Back in the days of console stereos, everything meshed. The phono cartridge and preamplifier matched while the speakers and amps were mated to perfection. It all worked as a system.
It wasn’t until the rise of separates that we began recognizing the problems of synergistic matches between components: speakers unable to pair with amplifier power, phono cartridges requiring external transformers or step-up amps, and the systems themselves requiring an external shelf to keep the brood off the floor. And that doesn’t cover the more subtle details of synergy: cables, vibration controls, and source selection.

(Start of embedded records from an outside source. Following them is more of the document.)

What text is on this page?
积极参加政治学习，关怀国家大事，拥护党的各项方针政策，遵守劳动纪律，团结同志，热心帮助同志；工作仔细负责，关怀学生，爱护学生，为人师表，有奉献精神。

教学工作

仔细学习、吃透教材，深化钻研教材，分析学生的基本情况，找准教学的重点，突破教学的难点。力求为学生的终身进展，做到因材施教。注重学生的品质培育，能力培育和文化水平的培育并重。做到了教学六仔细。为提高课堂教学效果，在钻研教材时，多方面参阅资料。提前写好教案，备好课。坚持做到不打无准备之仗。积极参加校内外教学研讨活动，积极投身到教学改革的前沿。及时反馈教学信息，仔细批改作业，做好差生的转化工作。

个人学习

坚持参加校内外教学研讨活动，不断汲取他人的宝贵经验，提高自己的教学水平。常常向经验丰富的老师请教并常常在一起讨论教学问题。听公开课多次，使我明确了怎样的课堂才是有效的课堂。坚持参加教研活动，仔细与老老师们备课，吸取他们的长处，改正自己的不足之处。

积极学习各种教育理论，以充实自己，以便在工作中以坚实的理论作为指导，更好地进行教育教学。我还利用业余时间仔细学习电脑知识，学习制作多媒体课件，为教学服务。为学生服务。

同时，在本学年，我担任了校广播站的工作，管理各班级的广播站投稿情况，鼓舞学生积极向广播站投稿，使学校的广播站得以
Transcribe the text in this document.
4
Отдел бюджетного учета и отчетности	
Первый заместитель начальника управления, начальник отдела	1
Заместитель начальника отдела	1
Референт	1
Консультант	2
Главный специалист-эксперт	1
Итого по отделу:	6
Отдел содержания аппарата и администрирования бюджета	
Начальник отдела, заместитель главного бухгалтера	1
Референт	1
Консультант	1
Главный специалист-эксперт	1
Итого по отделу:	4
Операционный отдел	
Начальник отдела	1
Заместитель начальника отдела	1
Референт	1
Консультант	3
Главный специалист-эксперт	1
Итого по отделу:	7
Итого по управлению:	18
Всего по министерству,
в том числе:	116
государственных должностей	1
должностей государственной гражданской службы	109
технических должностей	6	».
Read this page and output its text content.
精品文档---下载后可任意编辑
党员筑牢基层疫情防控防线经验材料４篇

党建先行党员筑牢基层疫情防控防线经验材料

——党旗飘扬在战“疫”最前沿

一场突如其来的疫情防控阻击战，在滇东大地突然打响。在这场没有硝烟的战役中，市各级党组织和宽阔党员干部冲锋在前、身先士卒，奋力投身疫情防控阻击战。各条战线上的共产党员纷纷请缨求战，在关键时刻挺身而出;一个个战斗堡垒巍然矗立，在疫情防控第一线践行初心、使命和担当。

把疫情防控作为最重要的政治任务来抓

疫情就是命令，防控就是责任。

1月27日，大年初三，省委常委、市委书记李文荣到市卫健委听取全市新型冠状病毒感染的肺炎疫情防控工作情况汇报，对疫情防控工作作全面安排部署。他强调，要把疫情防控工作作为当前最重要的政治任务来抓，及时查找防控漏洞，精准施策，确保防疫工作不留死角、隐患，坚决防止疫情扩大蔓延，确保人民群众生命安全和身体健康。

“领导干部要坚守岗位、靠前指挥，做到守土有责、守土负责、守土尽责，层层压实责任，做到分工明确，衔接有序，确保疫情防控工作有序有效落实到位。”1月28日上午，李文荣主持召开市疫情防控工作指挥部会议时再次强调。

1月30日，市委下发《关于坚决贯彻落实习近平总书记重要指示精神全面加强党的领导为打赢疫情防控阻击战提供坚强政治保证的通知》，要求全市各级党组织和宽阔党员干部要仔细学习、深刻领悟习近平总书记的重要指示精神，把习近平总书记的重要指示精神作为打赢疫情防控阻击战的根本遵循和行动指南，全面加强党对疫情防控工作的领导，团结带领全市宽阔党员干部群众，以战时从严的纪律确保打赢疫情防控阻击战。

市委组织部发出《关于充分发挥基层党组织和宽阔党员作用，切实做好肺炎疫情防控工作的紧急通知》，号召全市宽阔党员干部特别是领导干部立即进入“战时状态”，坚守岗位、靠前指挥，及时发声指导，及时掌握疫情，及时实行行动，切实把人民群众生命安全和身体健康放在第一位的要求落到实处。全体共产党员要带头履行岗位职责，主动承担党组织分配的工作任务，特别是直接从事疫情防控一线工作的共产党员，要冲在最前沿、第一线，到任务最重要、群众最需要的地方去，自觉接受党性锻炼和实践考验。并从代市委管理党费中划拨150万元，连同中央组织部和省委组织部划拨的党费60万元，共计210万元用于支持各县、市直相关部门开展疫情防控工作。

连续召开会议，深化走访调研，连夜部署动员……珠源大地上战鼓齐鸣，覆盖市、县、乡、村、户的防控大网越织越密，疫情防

At times I have bemoaned the loss of integrated console systems. They were assembled to work together like a fine automobile. Today’s separates often remind me of buying a car kit: an engine from one company, a frame from another, tires from a third. Yes, you might have better components than the prebuilt model, but often times it’s the synergy of the system that outweighs the benefits of better components.
Of course, a few companies like Devialet, with their original integrated/DAC, and even Sprout100 from PS Audio are good examples of integrated systems. But, they are not consoles. (The Devialet Phantom’s can be claimed as a console attempt but you won’t convince this writer they are worthy of being associated with high-performance audio).
I’ve put together a few thoughts on the subject in this video, which you might enjoy watching.
I am certainly not against separates—I love them. Heck, we had a hand in bringing the industry into the separates era. It’s just that sometimes we need to focus more on how parts go together rather than focusing on the specific performance of the individuals.
It takes skill to assemble a world-class system, even if you’re starting with an integrated amplifier and simply adding speakers.